This invention relates generally to heat pipes, and more specifically to methods for making sintered metal heat pipe wicks.
Heat pipes use successive evaporation and condensation of a working fluid to transport thermal energy, or heat, from a heat source to a heat sink. Because most fluids have a high heat of vaporization, heat pipes can transport in a vaporized working fluid very large amounts of heat. Further, the heat can be transported over relatively small temperature differences between the heat source and heat sink. Heat pipes generally use capillary forces through a porous wick to return condensed working fluid, or condensate, from a heat pipe condenser section (where transported thermal energy is given up at the heat sink) to an evaporator section (where the thermal energy to be transported is absorbed from the heat source).
Heat pipe wicks are typically made by wrapping metal screening of felt metal around a cylindrically shaped mandrel, inserting the mandrel and wrapped wick inside a heat pipe container and then removing the mandrel. Thus constructed heat pipe wicks are particularly susceptible to developing hot spots where the liquid condensate being wicked back to the evaporator section boils away and impedes or blocks liquid movement. Such hot spots usually occur at gaps between the wick and the inside wall of the container, and also at nonhomogeneous locations, such as dense areas or relatively large voids, in the wick structure itself. These gaps and other nonhomogeneties are nearly impossible to avoid using conventional wick construction methods.
Gaps between the container and wick arise primarily from difficulties in attaching or adhering the wick structure to the inside wall. The wick is generally force fit inside the container so that residual internal stresses hold it in place. Unfortunately, over time the high temperatures from operation of the heat pipe anneal the wick, which reduces the internal stresses and allows the wick to pull away from the inside wall. Attempts to use bonding agents or cements to bond the wick structure to the inside wall meet with the difficulty, shared with the binders used to make felt metal, that typical bonding agents disintegrate at high pipe temperatures.
Nonhomogeneties are inherent in most wick structures. Prior art attempts to make a more homogeneous, or more uniformly nonhomogeneous, wick structure, and also to avoid the problems caused by annealing, include the use of sintered metal heat pipe wicks. Sintered metal is attractive as a wicking material because it is easily formed into a variety of shapes and the prior art has developed a variety of methods for making sintered metal of varying porosity and differing morphologies. Prior art sintered metal wicks have been made primarily by filling powered metal into the space between a mandrel and a heat pipe container and then heating the powder to sinter together the individual particles and make a porous wick. The mandrel, having been previously surface treated to aid separation, is then removed from inside the sintered wick. Unfortunately, these methods for making sintered metal wicks produce wicks that still suffer from nonhomogeneties and from an imperfect fit between the inside surface of the container and the wick. A particular problem with such methods is that it is very difficult to keep an even spacing between the mandrel and inside wall to produce a wick of even thickness.
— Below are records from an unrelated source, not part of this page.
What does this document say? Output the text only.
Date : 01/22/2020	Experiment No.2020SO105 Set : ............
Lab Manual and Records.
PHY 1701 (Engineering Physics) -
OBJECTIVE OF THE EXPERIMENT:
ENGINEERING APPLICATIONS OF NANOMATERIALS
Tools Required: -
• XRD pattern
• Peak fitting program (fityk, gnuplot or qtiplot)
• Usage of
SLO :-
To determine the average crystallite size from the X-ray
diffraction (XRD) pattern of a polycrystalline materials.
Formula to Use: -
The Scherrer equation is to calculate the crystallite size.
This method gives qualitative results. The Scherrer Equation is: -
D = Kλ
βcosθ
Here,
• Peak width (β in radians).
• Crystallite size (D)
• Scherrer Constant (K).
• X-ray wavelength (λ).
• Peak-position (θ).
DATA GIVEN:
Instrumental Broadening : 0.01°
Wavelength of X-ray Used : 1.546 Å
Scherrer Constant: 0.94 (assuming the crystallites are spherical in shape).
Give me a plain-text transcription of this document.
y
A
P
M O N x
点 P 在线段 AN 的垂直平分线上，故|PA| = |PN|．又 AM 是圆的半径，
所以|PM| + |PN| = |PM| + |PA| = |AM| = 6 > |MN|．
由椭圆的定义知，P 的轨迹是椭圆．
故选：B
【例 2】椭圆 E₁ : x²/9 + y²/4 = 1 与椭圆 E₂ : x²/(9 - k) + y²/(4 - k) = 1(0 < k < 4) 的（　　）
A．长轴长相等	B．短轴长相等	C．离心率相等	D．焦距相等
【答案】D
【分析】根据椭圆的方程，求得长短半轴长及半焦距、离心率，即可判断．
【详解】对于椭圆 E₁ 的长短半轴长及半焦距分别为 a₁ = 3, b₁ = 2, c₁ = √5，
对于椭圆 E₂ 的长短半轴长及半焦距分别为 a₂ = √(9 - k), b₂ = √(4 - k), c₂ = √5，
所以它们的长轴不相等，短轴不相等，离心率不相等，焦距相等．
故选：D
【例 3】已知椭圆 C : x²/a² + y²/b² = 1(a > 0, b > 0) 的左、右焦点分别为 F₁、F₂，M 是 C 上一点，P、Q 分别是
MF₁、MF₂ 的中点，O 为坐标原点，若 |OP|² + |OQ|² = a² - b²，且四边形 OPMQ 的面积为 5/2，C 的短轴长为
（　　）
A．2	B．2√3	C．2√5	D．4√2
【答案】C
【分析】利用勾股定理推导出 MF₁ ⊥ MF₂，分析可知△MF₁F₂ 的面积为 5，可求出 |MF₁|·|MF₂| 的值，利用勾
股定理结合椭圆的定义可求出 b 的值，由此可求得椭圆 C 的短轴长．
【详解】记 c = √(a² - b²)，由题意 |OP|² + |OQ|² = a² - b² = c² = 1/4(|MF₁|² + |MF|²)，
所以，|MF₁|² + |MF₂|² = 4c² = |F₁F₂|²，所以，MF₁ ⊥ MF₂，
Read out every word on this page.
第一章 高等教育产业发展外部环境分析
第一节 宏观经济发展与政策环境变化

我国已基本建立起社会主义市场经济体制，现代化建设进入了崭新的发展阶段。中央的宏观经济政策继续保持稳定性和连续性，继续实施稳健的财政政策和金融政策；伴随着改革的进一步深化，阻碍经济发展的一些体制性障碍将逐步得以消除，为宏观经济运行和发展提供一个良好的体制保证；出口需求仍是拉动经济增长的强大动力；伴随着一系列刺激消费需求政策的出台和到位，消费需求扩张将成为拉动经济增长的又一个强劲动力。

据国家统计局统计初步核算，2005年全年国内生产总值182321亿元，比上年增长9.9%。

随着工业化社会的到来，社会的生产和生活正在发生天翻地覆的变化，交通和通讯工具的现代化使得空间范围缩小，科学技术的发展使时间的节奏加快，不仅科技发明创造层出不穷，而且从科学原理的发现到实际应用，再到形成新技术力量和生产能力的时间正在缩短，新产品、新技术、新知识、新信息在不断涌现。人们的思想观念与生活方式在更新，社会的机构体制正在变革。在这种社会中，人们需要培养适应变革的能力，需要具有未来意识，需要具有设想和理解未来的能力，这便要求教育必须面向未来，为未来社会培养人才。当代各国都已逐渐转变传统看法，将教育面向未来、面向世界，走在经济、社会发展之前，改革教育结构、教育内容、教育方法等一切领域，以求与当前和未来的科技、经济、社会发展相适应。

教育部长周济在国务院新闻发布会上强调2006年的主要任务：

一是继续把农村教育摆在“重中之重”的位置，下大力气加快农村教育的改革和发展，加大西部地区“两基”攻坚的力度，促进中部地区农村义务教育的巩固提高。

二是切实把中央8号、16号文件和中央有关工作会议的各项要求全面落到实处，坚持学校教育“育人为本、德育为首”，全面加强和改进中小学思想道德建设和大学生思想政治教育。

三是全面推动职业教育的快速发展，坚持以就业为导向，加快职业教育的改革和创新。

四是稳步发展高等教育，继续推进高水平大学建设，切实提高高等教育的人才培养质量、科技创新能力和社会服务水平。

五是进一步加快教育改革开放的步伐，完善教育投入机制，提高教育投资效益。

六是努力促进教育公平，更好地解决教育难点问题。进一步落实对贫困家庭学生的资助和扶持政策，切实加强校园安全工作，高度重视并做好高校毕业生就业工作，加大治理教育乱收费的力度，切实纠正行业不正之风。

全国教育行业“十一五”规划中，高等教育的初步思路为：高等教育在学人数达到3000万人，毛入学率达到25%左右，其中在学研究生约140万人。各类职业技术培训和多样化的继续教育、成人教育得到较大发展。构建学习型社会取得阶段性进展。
Another attempt by the prior art to avoid wick material problems includes using, instead of wick material, longitudinal grooves in the heat pipe container inside wall to wick condensate back to the evaporator section. Grooves and other structural wicking aids, however, are used most advantageously in combination with porous wicks.
Thus it is seen that there is a need for improved heat pipe wicks that avoid both nonhomogeneties in the wick material and gaps between the container inside wall and the wick.
It is, therefore, a principal object of the present invention to provide an improved method for making sintered metal heat pipe wicks that are homogeneous and firmly attached without gaps to the inside wall of the heat pipe container.
It is another object of the invention to provide a method for making sintered metal heat pipe wicks that are of exceptionally accurate and even thickness over the heat pipe container inside wall.
It is a feature of the invention that it produces sintered metal heat pipe wicks of uniformly varying pore sizes.
It is another feature of the invention that it uses a precursor wick material comprising a slurry that can be poured over a variety of different heat pipe container inside wall shapes and attachments so that the final heat pipe wick provides a complete cover for such attachments without substantially interfering with the operation of the wick.
It is an advantage of the invention that its use of a pourable slurry permits making a wick in tight spaces and around corners so that it can be used to manufacture wicks of complex shapes.